Figure 3. Remodelling of the pericentromeric heterochromatin clusters during terminal differentiation of keratinocytes in the murine epidermis

(a) Representative 200 nm single optical section images of the mouse epidermis after 3D FISH with the major satellite repeat probe. Epidermal/dermal border is indicated by dotted line. (b) Representative nuclei from the distinct epidermal layers: FISH images (left) and geometrical models of the average keratinocyte nucleus generated on the basis of 3D-reconstruction of the 70-80 confocal stacks of the whole nuclei (right). Note that in geometrical models of the average keratinocyte nuclei, orientation of the nuclei from distinct epidermal layers was purportedly changed to provide a better visual appreciation of the topological differences between them. (c) Centromeric clusters have heterochromatic character and express makers of silent chromatin like H3K9me3 which recruits protein HP1 taking part in chromatin compaction. (d) Changes of number of centromeric clusters during epidermal keratinocyte differentiation. (e) Change in radial positions of the pericentromeric clusters during terminal keratinocyte differentiation. Data in c and d represent means with 95% confidence interval; 30 nuclei in every group were measured p-values: * <0.05, **<0.01, ***<0.001. Scale bars = 10 um.

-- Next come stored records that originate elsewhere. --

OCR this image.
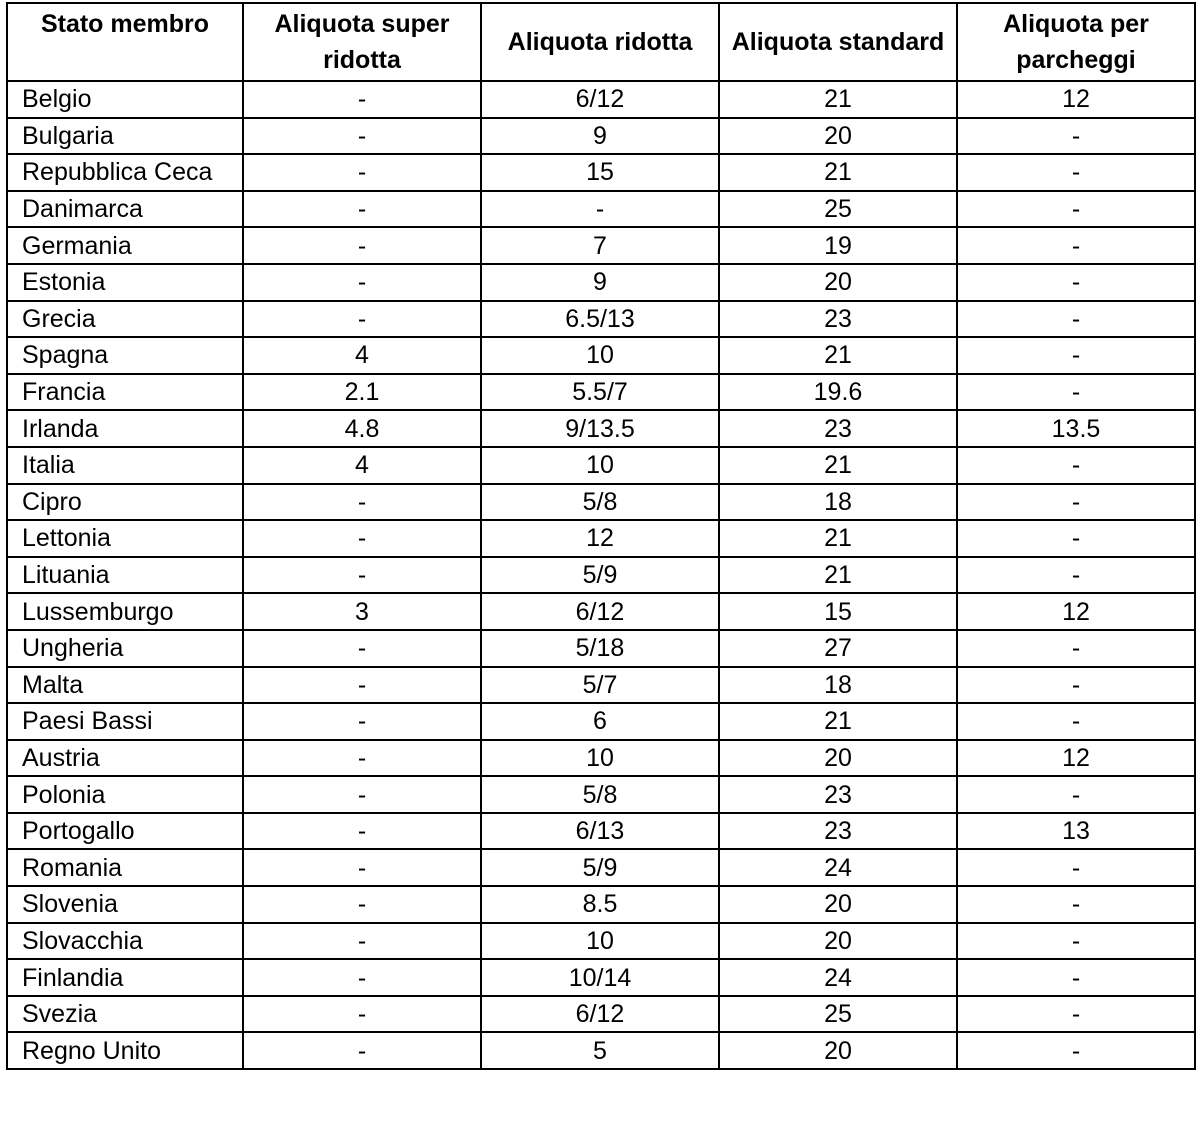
Stato membro	Aliquota super ridotta	Aliquota ridotta	Aliquota standard	Aliquota per parcheggi
Belgio	-	6/12	21	12
Bulgaria	-	9	20	-
Repubblica Ceca	-	15	21	-
Danimarca	-	-	25	-
Germania	-	7	19	-
Estonia	-	9	20	-
Grecia	-	6.5/13	23	-
Spagna	4	10	21	-
Francia	2.1	5.5/7	19.6	-
Irlanda	4.8	9/13.5	23	13.5
Italia	4	10	21	-
Cipro	-	5/8	18	-
Lettonia	-	12	21	-
Lituania	-	5/9	21	-
Lussemburgo	3	6/12	15	12
Ungheria	-	5/18	27	-
Malta	-	5/7	18	-
Paesi Bassi	-	6	21	-
Austria	-	10	20	12
Polonia	-	5/8	23	-
Portogallo	-	6/13	23	13
Romania	-	5/9	24	-
Slovenia	-	8.5	20	-
Slovacchia	-	10	20	-
Finlandia	-	10/14	24	-
Svezia	-	6/12	25	-
Regno Unito	-	5	20	-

Figure 4. Changes in the spatial association between pericentromeric heterochromatin clusters, nucleoli and the chromosomal territory 3 during epidermal keratinocyte differentiation

(a, b). Spatial associations between the pericentromeric heterochromatin clusters and nucleoli (white arrows). (c, d). Spatial associations between the chromosome territory 3 and nucleolus (white arrows) (e, f). Spatial associations between the chromosome 3 and pericentromeric clusters located either at the peripheral (p) or internal (i) parts of the nucleus. (g) 3D reconstruction of a representative nucleus from the epidermal basal layer. (h) Summary: remodelling of keratinocyte nucleus during epidermal differentiation is likely to contribute to global changes in the transcriptional landscape in differentiating keratinocytes. Data in a, c, and e represent means with 95% confidence interval; 30 nuclei in every group were measured, p-values: * <0.05, **<0.01, ***<0.001. Scale bars = 5 um.